除外検索に関しては、条件の順序次第で結果が変わりますので、除外検索をする場合には少し慎重になる必要がありそうです。
複数のフィールド、複数の値の組で検索
次の 2 条件
- ふりがなに「なか」が含まれてかつ電話番号が「03-」で始まるレコード
- ふりがなに「やま」が含まれてかつ性別が「男」のレコード
をまとめて対象レコードにしたいと考えたとします。
この際は AND 検索のブロックを OR 検索でつなげていく という考え方をもとに検索条件を設定します。
検索モードに入り、 1 つ目の AND の条件を 1 行目にまとめて入力します。
そして、検索条件を追加して 2 つ目の AND の条件を 2 行目にまとめて入力します。

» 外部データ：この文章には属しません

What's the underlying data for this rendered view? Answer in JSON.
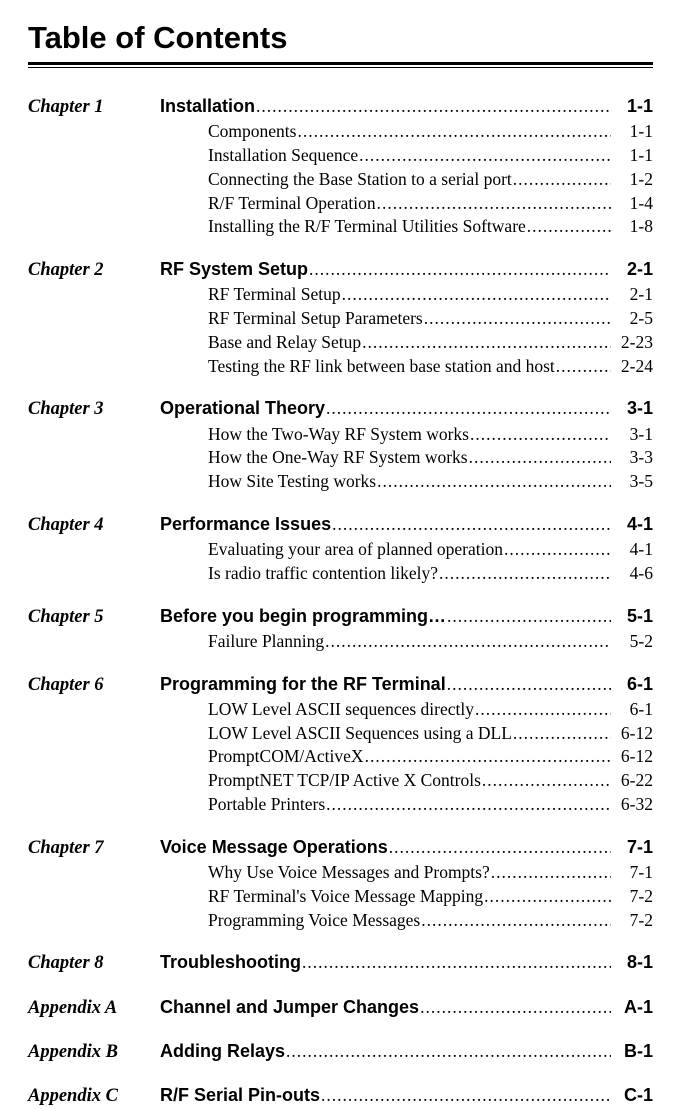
{
  "title": "Table of Contents",
  "chapters": [
    {
      "label": "Chapter 1",
      "title": "Installation",
      "page": "1-1",
      "subs": [
        {
          "title": "Components",
          "page": "1-1"
        },
        {
          "title": "Installation Sequence",
          "page": "1-1"
        },
        {
          "title": "Connecting the Base Station to a serial port",
          "page": "1-2"
        },
        {
          "title": "R/F Terminal Operation",
          "page": "1-4"
        },
        {
          "title": "Installing the R/F Terminal Utilities Software",
          "page": "1-8"
        }
      ]
    },
    {
      "label": "Chapter 2",
      "title": "RF System Setup",
      "page": "2-1",
      "subs": [
        {
          "title": "RF Terminal Setup",
          "page": "2-1"
        },
        {
          "title": "RF Terminal Setup Parameters",
          "page": "2-5"
        },
        {
          "title": "Base and Relay Setup",
          "page": "2-23"
        },
        {
          "title": "Testing the RF link between base station and host",
          "page": "2-24"
        }
      ]
    },
    {
      "label": "Chapter 3",
      "title": "Operational Theory",
      "page": "3-1",
      "subs": [
        {
          "title": "How the Two-Way RF System works",
          "page": "3-1"
        },
        {
          "title": "How the One-Way RF System works",
          "page": "3-3"
        },
        {
          "title": "How Site Testing works",
          "page": "3-5"
        }
      ]
    },
    {
      "label": "Chapter 4",
      "title": "Performance Issues",
      "page": "4-1",
      "subs": [
        {
          "title": "Evaluating your area of planned operation",
          "page": "4-1"
        },
        {
          "title": "Is radio traffic contention likely?",
          "page": "4-6"
        }
      ]
    },
    {
      "label": "Chapter 5",
      "title": "Before you begin programming…",
      "page": "5-1",
      "subs": [
        {
          "title": "Failure Planning",
          "page": "5-2"
        }
      ]
    },
    {
      "label": "Chapter 6",
      "title": "Programming for the RF Terminal",
      "page": "6-1",
      "subs": [
        {
          "title": "LOW Level ASCII sequences directly",
          "page": "6-1"
        },
        {
          "title": "LOW Level ASCII Sequences using a DLL",
          "page": "6-12"
        },
        {
          "title": "PromptCOM/ActiveX",
          "page": "6-12"
        },
        {
          "title": "PromptNET TCP/IP Active X Controls",
          "page": "6-22"
        },
        {
          "title": "Portable Printers",
          "page": "6-32"
        }
      ]
    },
    {
      "label": "Chapter 7",
      "title": "Voice Message Operations",
      "page": "7-1",
      "subs": [
        {
          "title": "Why Use Voice Messages and Prompts?",
          "page": "7-1"
        },
        {
          "title": "RF Terminal's Voice Message Mapping",
          "page": "7-2"
        },
        {
          "title": "Programming Voice Messages",
          "page": "7-2"
        }
      ]
    },
    {
      "label": "Chapter 8",
      "title": "Troubleshooting",
      "page": "8-1",
      "subs": []
    },
    {
      "label": "Appendix A",
      "title": "Channel and Jumper Changes",
      "page": "A-1",
      "subs": []
    },
    {
      "label": "Appendix B",
      "title": "Adding Relays",
      "page": "B-1",
      "subs": []
    },
    {
      "label": "Appendix C",
      "title": "R/F Serial Pin-outs",
      "page": "C-1",
      "subs": []
    }
  ]
}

ふりがなに「やま」が含まれる男性がほとんどですが、中にすこしだけ「なか」が含まれて電話番号が「03-」で始まる人のレコードも紛れていることがわかります。
このような検索に関しても AND 条件のブロックを「対象レコードの絞り込み」と「対象レコードの拡大」ができますので、随時条件をいい感じに調整していきましょう。
便利なショートカット
検索条件に関する便利なショートカットを少しだけ紹介します。
前回の検索条件が入力された検索モードに移る : ブラウズモードで Ctrl
+ R ( ⌘
+ R )
ブラウズモードでCtrl
+ R ( ⌘
+ R ) のショートカットを利用すると、前回の検索条件がすでに入力された検索モードに入ることができます。
さっきの条件ちょっと違ったな〜というときに便利。
検索条件を複製する : 検索モードで Ctrl
+ D ( ⌘
+ D )
検索モードでCtrl
+ D ( ⌘
+ D ) のショートカット を利用すると、選択している検索条件と同じ検索条件が新規検索条件として追加されます。
たくさんのフィールドに値を入れた検索条件にその中のいくつかだけ値を変更した条件を OR 検索でつなげた〜い(あるいは除外検索で外した〜い)ときに便利。
まとめ
FileMaker での検索について用語の整理から方法まで整理しました。
検索は基本的な操作ですが、だからこそ経験則的な理解になってしまいがちです。
この記事が少しでも FileMaker での検索について体系的な理解の補助になれば幸いです。